LA FORZA DELLA MENTALITÀ
Niente da fare per l’Under16 del Ragusa Rugby con la
Capitolina. Troppo forti i romani per poter sperare di portare a casa anche un
punto di bonus.
È appena finita la partita: 14-49 per i campioni della
Capitolina Rugby. Troppo divario quello visto in campo oggi a Ragusa, non tanto
per il gioco espresso dalle due formazioni, quanto per il livello di
concentrazione e di determinazione esibito.
Quella romana è compagine altamente organizzata, dotata di
cattiveria agonistica pari alla forza fisica apparsa da subito disarmante: e
questo ha contribuito, già dall’ingresso in campo in una splendida giornata di
sole, a mettere in soggezione i giovanotti iblei, i quali si sono
sfaldati fin dai primi minuti, concedendo subito 2 mete agli avversari.
Neanche dieci minuti, e già punteggio sullo 0-12.

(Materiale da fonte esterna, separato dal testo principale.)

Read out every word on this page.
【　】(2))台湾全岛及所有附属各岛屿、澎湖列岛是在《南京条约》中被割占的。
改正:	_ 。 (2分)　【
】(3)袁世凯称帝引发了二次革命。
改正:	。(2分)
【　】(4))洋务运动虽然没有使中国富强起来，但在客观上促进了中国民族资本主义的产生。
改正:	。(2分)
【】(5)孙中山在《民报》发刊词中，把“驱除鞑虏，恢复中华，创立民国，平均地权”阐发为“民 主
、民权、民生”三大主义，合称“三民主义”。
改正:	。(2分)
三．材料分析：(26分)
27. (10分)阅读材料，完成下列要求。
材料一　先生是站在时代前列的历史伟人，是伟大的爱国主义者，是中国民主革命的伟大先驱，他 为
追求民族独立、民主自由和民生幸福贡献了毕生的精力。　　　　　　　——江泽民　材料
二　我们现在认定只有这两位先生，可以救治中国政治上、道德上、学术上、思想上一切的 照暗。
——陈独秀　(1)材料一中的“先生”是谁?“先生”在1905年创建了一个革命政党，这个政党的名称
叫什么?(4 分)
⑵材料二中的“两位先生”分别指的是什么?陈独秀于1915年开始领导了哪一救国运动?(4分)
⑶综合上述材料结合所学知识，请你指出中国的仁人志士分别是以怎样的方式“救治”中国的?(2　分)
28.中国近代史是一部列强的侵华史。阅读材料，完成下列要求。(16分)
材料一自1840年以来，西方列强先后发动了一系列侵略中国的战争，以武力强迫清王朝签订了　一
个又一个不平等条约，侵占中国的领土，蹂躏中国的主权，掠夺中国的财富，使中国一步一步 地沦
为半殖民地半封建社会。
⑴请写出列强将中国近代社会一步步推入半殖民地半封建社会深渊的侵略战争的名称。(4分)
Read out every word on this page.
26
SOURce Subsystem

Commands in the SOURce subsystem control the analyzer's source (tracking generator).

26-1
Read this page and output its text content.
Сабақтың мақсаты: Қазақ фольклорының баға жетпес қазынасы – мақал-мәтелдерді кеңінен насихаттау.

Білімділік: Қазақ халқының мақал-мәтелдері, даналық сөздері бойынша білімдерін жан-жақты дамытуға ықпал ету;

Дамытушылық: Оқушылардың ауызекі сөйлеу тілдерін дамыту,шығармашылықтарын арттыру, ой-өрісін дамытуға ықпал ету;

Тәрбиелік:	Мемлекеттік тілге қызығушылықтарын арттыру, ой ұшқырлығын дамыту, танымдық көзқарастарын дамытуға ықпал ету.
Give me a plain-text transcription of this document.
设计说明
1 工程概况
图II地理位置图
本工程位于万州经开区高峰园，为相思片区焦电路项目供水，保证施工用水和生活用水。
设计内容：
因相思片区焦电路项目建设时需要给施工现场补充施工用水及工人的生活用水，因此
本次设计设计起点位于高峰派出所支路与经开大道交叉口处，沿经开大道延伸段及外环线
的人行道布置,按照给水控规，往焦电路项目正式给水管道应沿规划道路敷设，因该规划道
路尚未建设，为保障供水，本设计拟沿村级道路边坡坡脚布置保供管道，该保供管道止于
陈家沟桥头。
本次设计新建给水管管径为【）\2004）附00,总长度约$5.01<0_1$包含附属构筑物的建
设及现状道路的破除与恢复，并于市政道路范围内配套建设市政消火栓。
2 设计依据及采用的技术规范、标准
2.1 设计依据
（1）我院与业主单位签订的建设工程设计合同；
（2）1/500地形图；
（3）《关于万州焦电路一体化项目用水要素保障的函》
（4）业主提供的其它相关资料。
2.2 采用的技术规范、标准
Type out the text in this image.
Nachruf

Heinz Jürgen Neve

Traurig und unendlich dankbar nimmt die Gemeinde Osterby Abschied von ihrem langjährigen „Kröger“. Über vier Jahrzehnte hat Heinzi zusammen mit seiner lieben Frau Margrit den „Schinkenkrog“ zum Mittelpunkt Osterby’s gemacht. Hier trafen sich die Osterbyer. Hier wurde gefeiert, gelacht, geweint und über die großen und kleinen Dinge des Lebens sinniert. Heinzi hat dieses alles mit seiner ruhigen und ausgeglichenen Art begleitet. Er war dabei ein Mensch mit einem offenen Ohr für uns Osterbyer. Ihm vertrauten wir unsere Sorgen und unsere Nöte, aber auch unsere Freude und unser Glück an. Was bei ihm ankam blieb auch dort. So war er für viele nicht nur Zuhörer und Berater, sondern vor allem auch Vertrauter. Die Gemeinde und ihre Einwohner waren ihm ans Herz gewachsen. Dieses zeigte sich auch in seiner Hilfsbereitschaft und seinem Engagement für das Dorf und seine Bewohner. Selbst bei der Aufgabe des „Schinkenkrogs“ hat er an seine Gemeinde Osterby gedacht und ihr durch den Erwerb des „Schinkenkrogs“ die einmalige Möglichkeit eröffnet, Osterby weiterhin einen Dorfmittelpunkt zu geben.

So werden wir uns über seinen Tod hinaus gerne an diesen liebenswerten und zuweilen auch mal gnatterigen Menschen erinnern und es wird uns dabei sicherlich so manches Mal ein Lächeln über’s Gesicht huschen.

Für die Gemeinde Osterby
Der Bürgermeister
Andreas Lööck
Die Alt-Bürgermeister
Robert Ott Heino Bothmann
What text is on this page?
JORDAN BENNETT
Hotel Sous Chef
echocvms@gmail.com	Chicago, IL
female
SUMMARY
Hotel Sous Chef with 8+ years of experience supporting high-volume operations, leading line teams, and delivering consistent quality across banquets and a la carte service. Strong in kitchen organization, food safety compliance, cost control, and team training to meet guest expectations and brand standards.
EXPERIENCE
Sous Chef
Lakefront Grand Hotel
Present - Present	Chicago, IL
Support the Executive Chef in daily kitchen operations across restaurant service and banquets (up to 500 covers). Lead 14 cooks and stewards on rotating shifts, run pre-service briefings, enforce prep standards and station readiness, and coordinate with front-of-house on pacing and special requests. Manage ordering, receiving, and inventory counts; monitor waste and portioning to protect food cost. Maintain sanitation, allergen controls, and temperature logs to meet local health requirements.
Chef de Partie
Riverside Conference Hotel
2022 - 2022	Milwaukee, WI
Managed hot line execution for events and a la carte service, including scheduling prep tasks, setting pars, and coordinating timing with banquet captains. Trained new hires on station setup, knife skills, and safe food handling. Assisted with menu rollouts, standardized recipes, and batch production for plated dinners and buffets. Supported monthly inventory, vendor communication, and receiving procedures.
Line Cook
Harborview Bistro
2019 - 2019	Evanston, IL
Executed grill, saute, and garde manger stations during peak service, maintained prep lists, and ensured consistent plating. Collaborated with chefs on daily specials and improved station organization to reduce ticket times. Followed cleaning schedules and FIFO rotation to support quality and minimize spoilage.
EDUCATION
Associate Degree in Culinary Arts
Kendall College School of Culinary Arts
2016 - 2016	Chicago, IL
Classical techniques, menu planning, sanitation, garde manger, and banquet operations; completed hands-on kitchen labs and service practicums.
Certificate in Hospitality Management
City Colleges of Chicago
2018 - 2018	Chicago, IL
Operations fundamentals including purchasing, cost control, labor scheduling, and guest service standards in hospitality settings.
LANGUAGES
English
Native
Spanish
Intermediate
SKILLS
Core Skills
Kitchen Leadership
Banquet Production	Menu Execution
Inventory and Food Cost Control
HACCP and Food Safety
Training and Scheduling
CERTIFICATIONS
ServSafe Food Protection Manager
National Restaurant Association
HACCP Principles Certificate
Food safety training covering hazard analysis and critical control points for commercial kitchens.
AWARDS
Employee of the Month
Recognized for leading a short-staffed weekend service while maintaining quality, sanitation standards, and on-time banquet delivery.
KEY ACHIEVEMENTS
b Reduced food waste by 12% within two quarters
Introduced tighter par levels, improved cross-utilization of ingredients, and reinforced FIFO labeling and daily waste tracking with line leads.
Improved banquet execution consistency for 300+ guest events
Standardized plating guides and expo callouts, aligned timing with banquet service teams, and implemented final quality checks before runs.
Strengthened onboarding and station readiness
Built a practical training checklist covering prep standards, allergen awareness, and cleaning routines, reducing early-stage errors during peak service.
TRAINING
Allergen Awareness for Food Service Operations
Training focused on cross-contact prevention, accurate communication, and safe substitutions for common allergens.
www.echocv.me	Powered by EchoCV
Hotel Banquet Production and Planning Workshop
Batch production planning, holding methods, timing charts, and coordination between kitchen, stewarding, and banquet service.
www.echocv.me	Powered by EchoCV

A questo punto il Ragusa Rugby ha una impennata d’orgoglio
ed inizia a mettere alle corde i capitolini: la pressione dura oltre cinque
minuti, ci provano tutti, e dopo un calcio avversario stoppato sulla linea dei
22 metri, si apre caparbiamente un varco per la meta, trasformata da capitan
Dinatale. 7-12.
Sembra quasi che i nostri possano riprendere in mano le
redini della gara, ma invece no: i romani approfittano di una azione in
velocità, si distendono e passano ancora. Meta non trasformata e 7-17.
Il primo tempo sembra chiudersi con un equilibrio precario,
i rossi avversari sempre quadrati e ben organizzati, cattivi ed aggressivi in
ogni zona del campo, e i nostri giovanotti – oggi in completo nero – a fare da
argine: ma con difesa troppo statica e fatica a dispiegare il gioco con
fluidità.
E così, come capita con sempre maggiore frequenza, un
black-out di fine tempo porta facilmente la Capitolina nuovamente in meta,
anche questa non trasformata: 7-22.
L’impressione è quella che i ragazzi stiano pagando uno
scotto troppo alto al timore reverenziale di giocare contro avversari di
eccessivo spessore: il gioco pare imploso, e ogni dettaglio preparato in
settimana è andato in frantumi.
La ripresa si apre con la solita concessione agli
avversari: ennesimo black-out, e in meno di 50” ennesima meta, anche questa non
trasformata: 7-27. Il guaio è che il black-out si prolunga e si estenua, i
ragazzi, come a Benevento, perdono il bandolo della matassa, smarriscono
lucidità e capacità di reazione, e così gli ospiti imperversano con facilità
estrema: si arriva al 7-44, che la partita sembra non avere più nulla da dire,
e mancano ancora quasi venti minuti alla fine.
E allora coach Fumarola effettua qualche cambio, e i
ragazzi decidono di lanciarsi con tutta l’energia che ancora hanno in corpo.
Iniziano a pressare con rabbia e determinazione, ne nascono scontri accesi, una
meta viene stoppata con affanno dai romani, che adesso non riescono a
ripartire con la solita tranquillità. L’ultima meta degli avversari è un
caso fortuito, ma stavolta i nostri ripartono con grande caparbietà, si
capisce che hanno deciso di dare tutto, e di andare in meta a tutti i costi.
Gli ospiti non riescono più a uscire dai 22 metri, ed in un’azione insistita i
nostri ragazzi trovano lo spunto per andare in mezzo ai pali: meta trasformata
e tutti negli spogliatoi.
Risultato finale: 14-49.
A prescindere dal risultato e dall’indubbia
differenza di cifre, tecnica e atletica, la partita di oggi ha rimarcato
l’ennesimo concetto: che a sopperire a tale differenza basterebbe soltanto, da
parte dei nostri ragazzi, una determinazione pressoché continua, con la
convinzione che – se si è messa in difficoltà una supersquadra come la
Capitolina Rugby – si può imporre il proprio gioco ad ognuna delle formazioni
che, da ora in avanti, si andrà ad affrontare. A cominciare da domenica
prossima, a Roma, contro le Fiamme Oro.